Other things come before the marriage.
“For any couple, but for sure with couples in the spotlight or who have high-powered jobs and are ushering big visions into the world, if there isn’t an equally big vision for the marriage, that’s a really big problem,” Gerber says.
The amount of vision and drive it takes to attain or retain success in one’s career often requires that that vision be senior to other visions, she explains. But in marriage, the relationship has to be most important.
“What oftentimes happens with a high-powered couples is the career is senior or the kids become senior, and the kids actually substitute that emotional connection,” Gerber says.
When the kids replace the emotional connection between partners, she says they have sold out on making sure their relationship stays healthy. She says this is why most people get divorced.
To avoid this, it’s important to align your visions for the relationship, as well as for your career, kids, family, location, and habits.
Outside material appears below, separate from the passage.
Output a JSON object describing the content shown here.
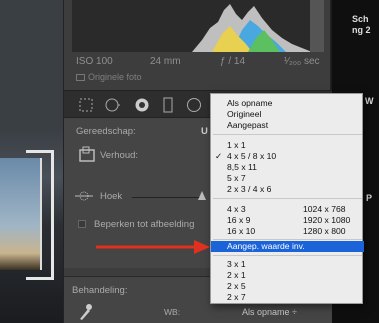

People stop doing the little things.
“The things you do in the beginning of a relationship — you go out on dates, you spend time together, you plan special occasions, you plan special gifts, you really listen when they talk, you remember things, you care about their parents, you try to impress their friends — all those things you did when you were courting you actually have to keep doing,” Gerber says.
Successful people in particular have a hard time doing this because there are so many more things competing for their attention. All of it takes time, which is a scarce commodity.
“If you’re famous and you’re trying to keep a marriage together you have to be doing that on purpose, not if you get lucky or you try hard it will turn out,” she says.
One thing couples can be more deliberate about is the time they spend together. Dedicated alone time, Gerber says, shouldn’t be spent in front of screens.
Divorce isn’t as scary when you’re successful.
“I think successful people are more likely to think that they will be OK if they divorce,” Gerber says.
People who need each other for financial support may be less likely to split, she explains, whereas successful people have more ability to support themselves financially during and after divorce.